Will Dan Andrews smoke a peace pipe with Legalise Cannabis in the upper house?
When the final result for the upper house of our new parliament is revealed, Legalise Cannabis candidates may have won as many seats as the Greens, possibly one more. Dan Andrews should heed the message and get serious about drug law reform.
We could adopt a socially progressive and commercially sustainable model that also just happens to create an endless and substantial revenue stream for government.
The Andrews’ government needs to get serious about drug reform.Credit:Illustration: Matt Davidson
For their third term, our all-conquering premier and his majority female ministry will be beholden to an eclectic bunch in the upper house. Contrary to most predictions – including mine – the crossbench will not comprise noisy right-wing “freedom” agitators, but instead noisy left-wing cannabis agitators.
The self-promotional prowess of the “preference whisperer”, Glenn Druery, bedazzled many of us in the commentariat and we failed to notice – or to sniff — the fragrant breeze wafting across Victoria.
It looks likely that the ALP and Coalition will each have 15 members, the Greens two or maybe three matched by two or maybe three Legalise Cannabis activists. The required 21 votes to get laws through may inspire Andrews to sit down and smoke a peace pipe, of course, to secure his legislative agenda.
For the remaining five seats, we are likely to see the Animal Justice, Shooters Fishers & Farmers and Transport Matters representatives returned. Astonishingly for left-leaning Victoria, a Pauline Hanson candidate will succeed, supported by the same Victorians who put Clive Palmer’s United Australia Party’s Ralph Babet into the Senate. The final spot will either be Fiona Patten from the Reason Party or disgraced former ALP minister Adem Somyurek, now with the DLP.
If elected, will Somyurek theatrically stand aside for expelled Liberal Bernie Finn to take their party’s spot instead?
The Legalise Cannabis party will expect the government to consider its reforms in return for their support.
Support from Legalise Cannabis for the government’s agenda will depend on genuine drug law reform which could become the litmus test of Andrews’ progressive credentials. Will Victoria legalise marijuana?
Our state’s appetite for groundbreaking reform proves our preparedness to implement evidence-based change. Victoria’s track record goes back as far as compulsory seat belts but also embraces 0.05 per cent drink-driving laws, the Human Rights Charter, voluntary assisted dying, abortion reform and commitment to a First Nations treaty. It will not just be infrastructure that Andrews leaves as his legacy whenever he decides to step aside.
Health Minister Mary-Anne Thomas might have been too busy trying to fix hospital and ambulance crises to have noticed what is happening in New York. It has just announced inspiring and innovative solutions as the 15th American state to abandon the futile and counter-productive “war on drugs”. Our much-respected Penington Institute’s timely release of a report adds local momentum to a long overdue re-think.
New York state has adopted a social equity approach to licensing cannabis sales. It rejected the quick and easy fix of auctioning off cannabis licences to the large corporates as happened in California, Oregon and other jurisdictions a decade ago in the United States.
Instead, cannabis licences have been granted to social enterprises – a homeless shelter, for instance – as well as individuals who must have prior convictions for marijuana use. Yes, that is not a misprint.

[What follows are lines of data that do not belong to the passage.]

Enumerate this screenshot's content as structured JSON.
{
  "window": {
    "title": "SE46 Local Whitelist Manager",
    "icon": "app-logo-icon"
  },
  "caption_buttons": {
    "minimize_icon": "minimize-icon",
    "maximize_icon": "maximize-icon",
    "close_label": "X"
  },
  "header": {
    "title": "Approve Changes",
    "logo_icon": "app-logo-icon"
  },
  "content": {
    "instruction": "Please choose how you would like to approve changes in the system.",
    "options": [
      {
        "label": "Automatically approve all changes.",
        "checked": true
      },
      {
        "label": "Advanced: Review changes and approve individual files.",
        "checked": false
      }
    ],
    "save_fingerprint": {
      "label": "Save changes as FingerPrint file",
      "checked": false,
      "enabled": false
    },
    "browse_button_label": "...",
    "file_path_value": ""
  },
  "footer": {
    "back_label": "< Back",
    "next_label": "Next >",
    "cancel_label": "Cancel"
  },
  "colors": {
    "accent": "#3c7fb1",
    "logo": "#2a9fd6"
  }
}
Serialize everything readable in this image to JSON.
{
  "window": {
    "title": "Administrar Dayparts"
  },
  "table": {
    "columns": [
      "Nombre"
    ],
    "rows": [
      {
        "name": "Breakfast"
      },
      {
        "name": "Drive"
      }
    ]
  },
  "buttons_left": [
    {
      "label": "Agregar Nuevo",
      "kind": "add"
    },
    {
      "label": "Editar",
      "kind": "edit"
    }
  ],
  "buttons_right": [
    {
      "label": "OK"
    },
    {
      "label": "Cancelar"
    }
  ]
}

Must. The concept is that not-for-profit charities will channel the expected mega-profits back to the disadvantaged. The people with a criminal conviction will be licensed to run small local cannabis retail outlets selling everything from gummy bears, chocolates, oils, cake mix, liquids and any number of variations on smokables. Think local bistro instead of Maccas.
Drawing on the prior involvement in the drug culture of this group of people but bringing them out of the shadows of the black market turns them into small business operators and ends stigma, while removing welfare dependence and stopping a massive, unproductive drain on the resources of the state.
We are years behind. Our local weed entrepreneurs are betting big on a corporate approach. But there is a viable alternative.
Cannabis is big business right across Canada, the US and many European countries and a major source of revenue for their governments. Just in New York state alone, it is expected the legal sale of cannabis from licensed premises will displace the estimated $2 billion annual illicit trade and deliver $1.25 billion over six years to government coffers. The Office of Cannabis Management and the Cannabis Control Board have issued more than 280 pages of regulations covering everything from growing, selling and advertising in the expectation that a regulated, legal trade will minimise exploitation and misuse.
In enlightened cities and states, this health approach has long ago replaced our backward, failed, punitive law-and-order nonsense. If the Andrews third term government can somehow see its way to decoupling drug reform from the iron grip maintained in the past by both police command and the Police Association, then Victoria can introduce laws that save not just lives, but also billions of dollars a year while the power, influence and prosperity of drug-dealing outlaw motorcycle gangs are weakened.
What’s not to like about that? And no, I have hardly touched the stuff for about 40 years.